Impressive1 Posted March 14, 2005 Posted March 14, 2005 Well, I bartend, and I hear all sorts of lines. Some work some don't. It helps if when the guy is saying it he cracks a smile as to where he knows there is a chance of him being blown off. Humor is great! The worst is to hear the same guy say the same line to a woman, it not work, and re use it with someone else.Now that sucks to go through hearing that torment more than once.
Merin Posted March 14, 2005 Posted March 14, 2005 Originally posted by alphamale i'll have to remember that line. that is good. Worked for him
JoL Posted March 14, 2005 Posted March 14, 2005 I am the same- if a guy is polite and just generally friendly without being sexual or overly flirtatious (the cheesy kind) then i will be friendly and polite back. If i am not interested i will be polite and friendly but leave it at that. If i feel an attraction or a spark i will generally flirt back. though to this day i havent dated or kissed anyone ive met in a bar/club. But if you want to meet girls in clubs- i suggest just being friendly and be yourself- nothing worse than a guy acting fake or sleazy.
Linlin Posted March 14, 2005 Posted March 14, 2005 Here's a good one for you.

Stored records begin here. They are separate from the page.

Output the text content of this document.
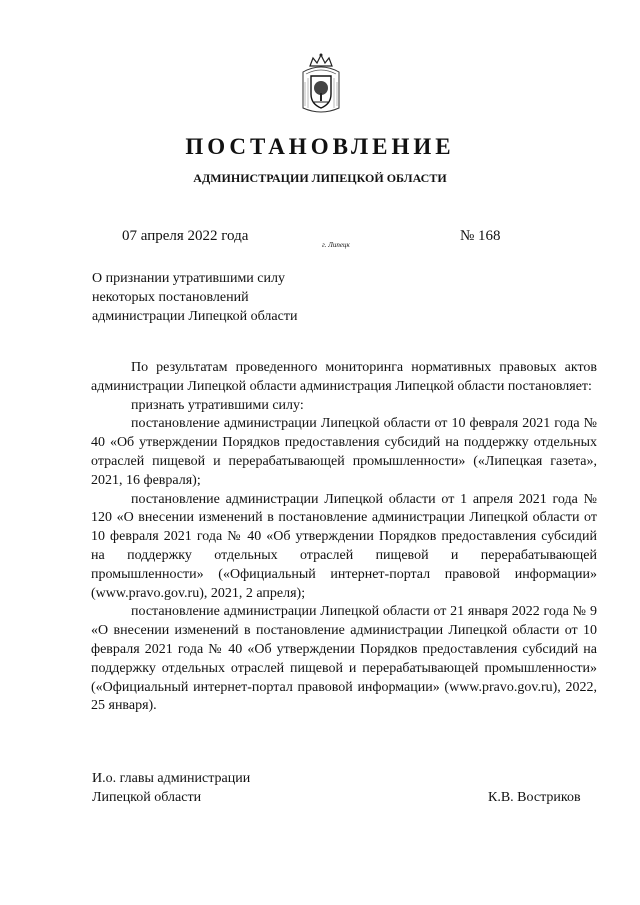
ПОСТАНОВЛЕНИЕ
АДМИНИСТРАЦИИ ЛИПЕЦКОЙ ОБЛАСТИ
07 апреля 2022 года
г. Липецк
№ 168
О признании утратившими силу
некоторых постановлений
администрации Липецкой области

По результатам проведенного мониторинга нормативных правовых актов администрации Липецкой области администрация Липецкой области постановляет:

признать утратившими силу:

постановление администрации Липецкой области от 10 февраля 2021 года № 40 «Об утверждении Порядков предоставления субсидий на поддержку отдельных отраслей пищевой и перерабатывающей промышленности» («Липецкая газета», 2021, 16 февраля);

постановление администрации Липецкой области от 1 апреля 2021 года № 120 «О внесении изменений в постановление администрации Липецкой области от 10 февраля 2021 года № 40 «Об утверждении Порядков предоставления субсидий на поддержку отдельных отраслей пищевой и перерабатывающей промышленности» («Официальный интернет-портал правовой информации» (www.pravo.gov.ru), 2021, 2 апреля);

постановление администрации Липецкой области от 21 января 2022 года № 9 «О внесении изменений в постановление администрации Липецкой области от 10 февраля 2021 года № 40 «Об утверждении Порядков предоставления субсидий на поддержку отдельных отраслей пищевой и перерабатывающей промышленности» («Официальный интернет-портал правовой информации» (www.pravo.gov.ru), 2022, 25 января).

И.о. главы администрации
Липецкой области	К.В. Востриков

I was at the casino last night sitting at the bar. A guy that I talked to me while I was playing came and sat next to me. He gave me the typical lines, "you have a nice smile, etc." That was OK. Ordered himself a drink and didn't ask me if I wanted one. Guys don't always have to buy, but it is nice to be offered. First red flag. Second red flag. Buys me a drink but doesn't offer to get one for my mom who he met sitting next to me. Third and final red flag. "I like the colour of your hair. But that isn't your natural colour." I'm already ignoring him and he is telling me what a big shot he is and how great in bed he is. These are some more tips on how not to impress women at bars.
WhereSpiritsRoam Posted March 14, 2005 Posted March 14, 2005 I usually ask if the lady would like to knock some balls around - at the pool table, of course. It seems to be a good icebreaker.